Another obvious entry point, much to the chagrin of longtime Star Trek fans, is the J. J. Abrams-produced reboot films, which take place in an alternate timeline from all other Star Trek iterations, including Discovery. Star Trek Beyond, in particular, showcases the adventurous spirit of the original series, with decidedly higher production values. Stranded on an alien planet after the destruction of the Enterprise, Captain Kirk and his crew still manage to learn about new civilizations and species, defeating their enemy and bettering themselves in the process.
And while Deep Space Nine is not exactly a seamless entry point into Star Trek lore, it is a surprisingly compelling watch as a companion piece to Discovery. Set on a remote space station, Deep Space Nine was Star Trek's first flirtation with both serialized storytelling and more morally grey characters. Like Discovery, it also featured a non-captain, non-white lead character in Commander Benjamin Sisko, the most complicated man to headline a Star Trek series up to this point. TNG largely set up the mythology of the Klingons, but DS9 massively expanded it, further exploring the politics of the myriad Klingon houses that are going to factor heavily in Discovery. And while every iteration of Star Trek touches on social and political issues, Deep Space Nine feels incredibly timely, with its exploration of religious persecution, racial supremacists, and morally compromised leaders in the aftermath of a horrific war between the Bajorans and Cardassians. These are all themes Discovery seems likely to tackle as well.

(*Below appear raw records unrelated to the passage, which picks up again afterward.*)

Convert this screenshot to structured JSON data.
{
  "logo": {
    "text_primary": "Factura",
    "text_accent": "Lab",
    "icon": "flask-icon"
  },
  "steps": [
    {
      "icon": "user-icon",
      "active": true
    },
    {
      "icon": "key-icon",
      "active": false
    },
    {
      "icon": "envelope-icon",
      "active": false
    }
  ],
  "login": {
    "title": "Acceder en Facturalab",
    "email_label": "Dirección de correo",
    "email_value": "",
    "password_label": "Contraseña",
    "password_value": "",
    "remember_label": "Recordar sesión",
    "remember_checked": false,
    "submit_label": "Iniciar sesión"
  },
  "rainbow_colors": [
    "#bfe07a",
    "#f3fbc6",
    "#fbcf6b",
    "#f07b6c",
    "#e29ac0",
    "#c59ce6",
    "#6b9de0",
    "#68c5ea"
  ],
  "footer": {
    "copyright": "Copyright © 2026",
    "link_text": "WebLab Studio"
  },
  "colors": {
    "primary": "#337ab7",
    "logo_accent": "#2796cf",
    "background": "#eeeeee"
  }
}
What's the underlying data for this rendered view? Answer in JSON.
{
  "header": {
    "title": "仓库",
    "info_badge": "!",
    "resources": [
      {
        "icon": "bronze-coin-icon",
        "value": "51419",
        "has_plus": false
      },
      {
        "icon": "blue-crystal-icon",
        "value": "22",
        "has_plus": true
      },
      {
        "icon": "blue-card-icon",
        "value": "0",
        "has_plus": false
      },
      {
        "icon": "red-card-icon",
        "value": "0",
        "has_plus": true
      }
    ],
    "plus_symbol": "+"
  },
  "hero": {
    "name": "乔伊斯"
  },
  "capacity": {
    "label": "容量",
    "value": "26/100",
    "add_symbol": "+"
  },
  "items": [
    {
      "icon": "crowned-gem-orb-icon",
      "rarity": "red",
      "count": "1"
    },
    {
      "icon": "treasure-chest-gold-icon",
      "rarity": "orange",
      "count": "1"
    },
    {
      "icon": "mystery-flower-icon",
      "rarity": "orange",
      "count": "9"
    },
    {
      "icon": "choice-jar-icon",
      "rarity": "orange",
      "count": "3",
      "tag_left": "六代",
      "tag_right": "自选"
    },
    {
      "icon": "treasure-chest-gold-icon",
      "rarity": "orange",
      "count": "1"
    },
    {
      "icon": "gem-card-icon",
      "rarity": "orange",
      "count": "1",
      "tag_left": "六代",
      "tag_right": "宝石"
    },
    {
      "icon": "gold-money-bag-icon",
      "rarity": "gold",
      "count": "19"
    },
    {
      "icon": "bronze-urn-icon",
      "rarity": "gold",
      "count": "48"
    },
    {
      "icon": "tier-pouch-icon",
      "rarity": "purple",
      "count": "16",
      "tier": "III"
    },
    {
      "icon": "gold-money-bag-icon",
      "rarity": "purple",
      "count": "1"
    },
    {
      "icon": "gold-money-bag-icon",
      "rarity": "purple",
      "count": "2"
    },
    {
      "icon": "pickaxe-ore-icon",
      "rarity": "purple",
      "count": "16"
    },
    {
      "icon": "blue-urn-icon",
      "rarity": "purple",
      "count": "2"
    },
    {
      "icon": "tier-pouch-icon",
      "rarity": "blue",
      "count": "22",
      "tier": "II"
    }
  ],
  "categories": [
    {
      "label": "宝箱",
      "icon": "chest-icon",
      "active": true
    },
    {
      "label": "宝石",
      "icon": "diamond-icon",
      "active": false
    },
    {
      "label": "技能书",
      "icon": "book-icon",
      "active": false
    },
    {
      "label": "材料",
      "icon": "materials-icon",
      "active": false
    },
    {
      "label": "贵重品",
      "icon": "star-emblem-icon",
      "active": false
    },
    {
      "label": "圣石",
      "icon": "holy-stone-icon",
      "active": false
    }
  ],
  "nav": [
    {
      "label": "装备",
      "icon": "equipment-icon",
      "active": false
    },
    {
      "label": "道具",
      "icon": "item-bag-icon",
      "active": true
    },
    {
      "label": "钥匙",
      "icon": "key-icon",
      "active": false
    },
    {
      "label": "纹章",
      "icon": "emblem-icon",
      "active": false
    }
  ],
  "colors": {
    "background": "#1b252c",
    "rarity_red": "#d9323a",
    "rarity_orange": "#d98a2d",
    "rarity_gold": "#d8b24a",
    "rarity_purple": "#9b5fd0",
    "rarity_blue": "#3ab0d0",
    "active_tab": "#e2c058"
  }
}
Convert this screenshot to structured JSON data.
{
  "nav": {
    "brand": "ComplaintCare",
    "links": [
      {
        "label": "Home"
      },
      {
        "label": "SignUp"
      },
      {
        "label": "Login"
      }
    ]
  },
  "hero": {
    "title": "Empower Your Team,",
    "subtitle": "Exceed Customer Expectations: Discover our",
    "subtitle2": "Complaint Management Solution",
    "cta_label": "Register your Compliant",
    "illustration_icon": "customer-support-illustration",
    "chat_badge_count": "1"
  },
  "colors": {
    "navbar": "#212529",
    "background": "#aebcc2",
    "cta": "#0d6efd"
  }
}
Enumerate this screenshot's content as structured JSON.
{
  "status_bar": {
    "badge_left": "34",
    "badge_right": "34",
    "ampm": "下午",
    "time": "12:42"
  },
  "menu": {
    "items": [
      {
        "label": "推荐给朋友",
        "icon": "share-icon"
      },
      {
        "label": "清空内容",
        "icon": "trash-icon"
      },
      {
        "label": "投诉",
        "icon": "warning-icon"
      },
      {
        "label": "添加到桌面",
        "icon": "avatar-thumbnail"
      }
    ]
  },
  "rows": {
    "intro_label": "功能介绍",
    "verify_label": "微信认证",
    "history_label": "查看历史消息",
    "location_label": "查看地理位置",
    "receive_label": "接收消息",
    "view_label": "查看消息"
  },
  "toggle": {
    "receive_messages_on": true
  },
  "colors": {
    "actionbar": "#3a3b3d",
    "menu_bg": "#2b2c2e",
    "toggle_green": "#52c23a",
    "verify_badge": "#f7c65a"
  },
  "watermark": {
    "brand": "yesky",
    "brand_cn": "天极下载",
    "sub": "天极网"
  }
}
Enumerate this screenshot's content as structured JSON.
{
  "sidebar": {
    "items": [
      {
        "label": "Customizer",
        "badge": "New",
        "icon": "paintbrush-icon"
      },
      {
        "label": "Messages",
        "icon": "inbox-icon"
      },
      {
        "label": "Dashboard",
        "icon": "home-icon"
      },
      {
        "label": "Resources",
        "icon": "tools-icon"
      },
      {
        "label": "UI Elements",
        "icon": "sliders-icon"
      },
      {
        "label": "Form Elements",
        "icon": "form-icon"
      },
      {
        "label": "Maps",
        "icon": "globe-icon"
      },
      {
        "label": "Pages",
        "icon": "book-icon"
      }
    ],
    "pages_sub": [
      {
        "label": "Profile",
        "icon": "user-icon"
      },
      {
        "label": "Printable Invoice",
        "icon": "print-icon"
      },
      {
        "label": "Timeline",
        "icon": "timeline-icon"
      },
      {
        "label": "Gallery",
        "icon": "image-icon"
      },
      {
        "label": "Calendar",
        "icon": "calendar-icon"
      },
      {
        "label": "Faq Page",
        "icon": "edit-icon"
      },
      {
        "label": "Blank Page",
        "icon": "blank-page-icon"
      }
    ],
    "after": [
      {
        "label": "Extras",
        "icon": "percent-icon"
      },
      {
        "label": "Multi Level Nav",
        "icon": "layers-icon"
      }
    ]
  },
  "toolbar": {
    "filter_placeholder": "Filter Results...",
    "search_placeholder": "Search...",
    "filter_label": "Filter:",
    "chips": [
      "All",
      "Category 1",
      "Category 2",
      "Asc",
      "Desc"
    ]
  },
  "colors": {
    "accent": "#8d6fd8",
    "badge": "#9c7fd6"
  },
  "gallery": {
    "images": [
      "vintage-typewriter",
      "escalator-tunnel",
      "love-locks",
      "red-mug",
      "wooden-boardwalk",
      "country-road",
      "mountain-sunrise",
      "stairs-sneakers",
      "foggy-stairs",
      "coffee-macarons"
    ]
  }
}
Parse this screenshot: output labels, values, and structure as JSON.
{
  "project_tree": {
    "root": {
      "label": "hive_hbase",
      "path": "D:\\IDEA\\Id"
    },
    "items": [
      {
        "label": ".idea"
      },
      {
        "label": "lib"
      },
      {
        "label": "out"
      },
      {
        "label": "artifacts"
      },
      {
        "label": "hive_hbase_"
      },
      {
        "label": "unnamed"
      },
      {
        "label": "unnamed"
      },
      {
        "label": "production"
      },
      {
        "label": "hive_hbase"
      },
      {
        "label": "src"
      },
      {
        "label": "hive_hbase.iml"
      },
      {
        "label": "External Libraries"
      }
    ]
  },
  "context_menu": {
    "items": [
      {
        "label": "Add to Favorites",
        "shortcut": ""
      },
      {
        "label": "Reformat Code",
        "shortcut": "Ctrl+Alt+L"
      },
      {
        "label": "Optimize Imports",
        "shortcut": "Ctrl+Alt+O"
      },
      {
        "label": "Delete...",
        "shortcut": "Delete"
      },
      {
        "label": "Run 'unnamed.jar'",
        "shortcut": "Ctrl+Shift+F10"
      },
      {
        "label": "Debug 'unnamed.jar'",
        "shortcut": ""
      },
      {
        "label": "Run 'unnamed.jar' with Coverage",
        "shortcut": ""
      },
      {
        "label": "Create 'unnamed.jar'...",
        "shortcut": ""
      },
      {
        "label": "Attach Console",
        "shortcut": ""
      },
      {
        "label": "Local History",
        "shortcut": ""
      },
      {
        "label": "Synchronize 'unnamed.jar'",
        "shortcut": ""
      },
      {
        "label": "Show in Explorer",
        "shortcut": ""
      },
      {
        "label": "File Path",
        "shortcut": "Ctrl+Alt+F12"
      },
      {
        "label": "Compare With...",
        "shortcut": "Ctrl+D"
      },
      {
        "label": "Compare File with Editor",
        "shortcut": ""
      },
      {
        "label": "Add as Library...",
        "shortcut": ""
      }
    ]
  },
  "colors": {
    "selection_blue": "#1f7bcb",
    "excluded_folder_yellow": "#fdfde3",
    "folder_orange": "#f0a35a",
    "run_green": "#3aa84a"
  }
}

None of this should be viewed as required viewing to understand Discovery. The series is going to be perfectly watchable on its own. But it's unquestionable that the show will mean more to viewers who understand where Star Trek has been before, and how past versions have commented on Roddenberry's original utopian vision of humanity. Star Trek is a vast ocean of storytelling; how you experience it depends on how deep you're willing to dive into it, but the water's fine in the shallow end too.